(Above: What put it in my head, I cannot say, but this afternoon I decided to walk all the way from Scaffecito to Monte Taxco’s restaurant: El Taxqueño. I was not hungry at the start of the journey, but I was glad of the food at its end.)
Weather: Today began in the mid-50s and warmed to the mid-80s. Quite toasty later on in the day, but cool & breezy at dusk.
The morning stroll & sweep:
Dawn over Taxco from Casa Spratling (4/12/2022). Taxco, from the Guadalupe Church at 7:45 AM (4/12/2022). This morning I had an interesting thought. In the United States, inventors are frequently finding ways to make laying on benches uncomfortable. Here, in México, it seems that they favor working benches into every available wall or barricade. The primary reason for this difference? Homelessness. There is far less of it in México. An old man sweeping the courtyard of Guadalupe church just after dawn. A butterfly found on the central terrace of Casa Spratling while I was sweeping this morning. A different angle of the same insect. The arugula have grown and are becoming even greener in color.
Breakfast at Scaffecito – Started a new book: Fahrenheit 451 by Ray Bradbury – 10/10
Today, I had my breakfast on the central terrace. This was primarily due to my seeing that the bottom section of the restaurant was filling up for breakfast. It was a very pleasant and quiet place to eat.
Lunch at Santa Lucia Restaurante – Great presentation, great price, and above all, tremendous flavor – 11/10
Typically, the main course came with fruit, tea, or coffee. I asked to a miniature salad ‘en cambio’ (instead). This was what I received. It was dressed lightly in an Italian dressing and sprinkled with black sesame seeds. Refreshing and tasty. Pan dulce (lightly sweetened bread) accompanied by 3 different types of jam: guayaba (guava), piña (pineapple), and fresa (strawberry). The other day, I was told by a Mexican fellow named Orlando to try Chilaquiles. Chilaquiles are quartered tortillas that have been lightly fried and then simmered in salsa until softened. Then, they are topped with a little bit of queso fresco, crema, and in this case, a couple fried eggs. The dish was slightly spicy, slightly acidic, and probably one of the tastiest I have had thus far. A wasp enjoying a healthy sample of the strawberry jam. View from la terrazza de Santa Lucia. With tip – which I have been giving as cash (due to that being waiter’s preference) – the bill ended up being 213 pesos.

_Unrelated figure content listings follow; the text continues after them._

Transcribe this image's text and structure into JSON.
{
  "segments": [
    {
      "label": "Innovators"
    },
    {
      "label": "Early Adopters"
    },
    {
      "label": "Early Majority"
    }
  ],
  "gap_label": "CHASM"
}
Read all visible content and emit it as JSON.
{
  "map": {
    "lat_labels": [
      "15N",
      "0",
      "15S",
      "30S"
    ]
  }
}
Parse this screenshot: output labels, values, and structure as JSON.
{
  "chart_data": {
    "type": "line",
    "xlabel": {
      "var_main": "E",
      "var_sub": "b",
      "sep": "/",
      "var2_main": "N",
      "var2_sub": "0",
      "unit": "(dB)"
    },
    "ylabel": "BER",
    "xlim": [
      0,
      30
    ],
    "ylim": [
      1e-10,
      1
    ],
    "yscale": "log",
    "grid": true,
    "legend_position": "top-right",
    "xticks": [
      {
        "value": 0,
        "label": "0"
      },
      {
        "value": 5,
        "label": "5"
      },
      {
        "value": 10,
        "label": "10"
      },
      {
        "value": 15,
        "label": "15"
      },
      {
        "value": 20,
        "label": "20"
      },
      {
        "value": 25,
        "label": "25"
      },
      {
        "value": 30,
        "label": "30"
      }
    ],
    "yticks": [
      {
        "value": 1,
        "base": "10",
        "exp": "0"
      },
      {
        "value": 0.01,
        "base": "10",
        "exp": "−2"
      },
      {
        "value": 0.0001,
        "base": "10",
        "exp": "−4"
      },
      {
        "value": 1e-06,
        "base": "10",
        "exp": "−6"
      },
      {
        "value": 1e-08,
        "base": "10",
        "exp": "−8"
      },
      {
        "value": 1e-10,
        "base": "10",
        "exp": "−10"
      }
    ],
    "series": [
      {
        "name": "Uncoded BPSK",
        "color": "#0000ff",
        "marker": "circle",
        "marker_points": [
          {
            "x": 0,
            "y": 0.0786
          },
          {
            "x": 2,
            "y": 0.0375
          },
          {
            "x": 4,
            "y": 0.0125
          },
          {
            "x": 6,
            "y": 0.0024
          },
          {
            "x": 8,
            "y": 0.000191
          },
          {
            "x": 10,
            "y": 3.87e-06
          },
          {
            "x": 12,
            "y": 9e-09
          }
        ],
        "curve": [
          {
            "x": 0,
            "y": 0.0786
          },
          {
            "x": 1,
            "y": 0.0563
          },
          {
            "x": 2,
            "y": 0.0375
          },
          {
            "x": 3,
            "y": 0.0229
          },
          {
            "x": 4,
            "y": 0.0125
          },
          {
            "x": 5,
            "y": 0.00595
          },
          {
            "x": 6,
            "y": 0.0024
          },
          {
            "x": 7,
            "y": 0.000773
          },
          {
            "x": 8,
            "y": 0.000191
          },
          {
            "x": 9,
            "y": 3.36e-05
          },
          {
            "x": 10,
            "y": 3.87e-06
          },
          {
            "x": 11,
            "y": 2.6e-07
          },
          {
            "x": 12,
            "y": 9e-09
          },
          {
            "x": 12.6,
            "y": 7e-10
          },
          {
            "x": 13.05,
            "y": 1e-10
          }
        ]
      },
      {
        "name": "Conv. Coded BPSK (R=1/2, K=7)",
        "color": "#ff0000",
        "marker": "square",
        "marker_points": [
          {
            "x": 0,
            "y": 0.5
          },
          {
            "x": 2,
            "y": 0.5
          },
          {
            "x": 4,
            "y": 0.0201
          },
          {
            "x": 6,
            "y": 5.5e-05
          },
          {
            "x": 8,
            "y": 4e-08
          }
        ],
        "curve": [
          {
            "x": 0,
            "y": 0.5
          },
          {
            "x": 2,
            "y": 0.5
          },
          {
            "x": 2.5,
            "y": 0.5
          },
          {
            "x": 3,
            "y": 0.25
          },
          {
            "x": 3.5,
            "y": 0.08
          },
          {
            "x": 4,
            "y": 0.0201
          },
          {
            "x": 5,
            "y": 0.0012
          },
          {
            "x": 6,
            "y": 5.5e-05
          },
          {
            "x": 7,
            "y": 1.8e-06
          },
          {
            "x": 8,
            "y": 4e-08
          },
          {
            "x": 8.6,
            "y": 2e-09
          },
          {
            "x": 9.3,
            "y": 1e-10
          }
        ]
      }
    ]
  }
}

The grand hike from Scaffecito to Monte Taxco Hotel (and Teleférico ride back):
What put it in my head, I cannot say, but this afternoon I decided to walk all the way from Scaffecito to Monte Taxco’s restaurant: El Taxqueño. I was not hungry at the start of the journey, but I was glad of the food at its end. The climb begins. Here, I noted that I was on ‘eye-level’ with the Santa Prisca Cathedral. Padre and I saw the beginnings of a construction site during our last trip, and it appears that progress has been made. A view from the mountainside terrace near where I played accordion during the prior visit to Taxco. Taxco at dusk [4/12/2022]. Taxco, seen via Teleférico on my descent from Monte Taxco (4/12/2022). The central avenue leading in to Taxco as seen from my night-ride on the Teleférico. View of Hotel Monte Taxco from the central terrace of Casa Spratling. It was quite a journey.
Dinner at El Taxqueño – Superb soup & salad just like I remembered – 9/10
La ensalada verde: Delicious green leaf salad topped with carrots, avocado, cucumber, and in-house mil islas aderezo (thousand island dressing). A revisit of one of my favorite dishes from last trip: Caldo Xóchitl. This contains shredded chicken, freshly diced tomato, chopped jalepeño, a little bit of fresh avocado, shredded chicken, and rice.
Final Note: It is the next day (4/13/2022), and for some reason my legs are just a tad sore.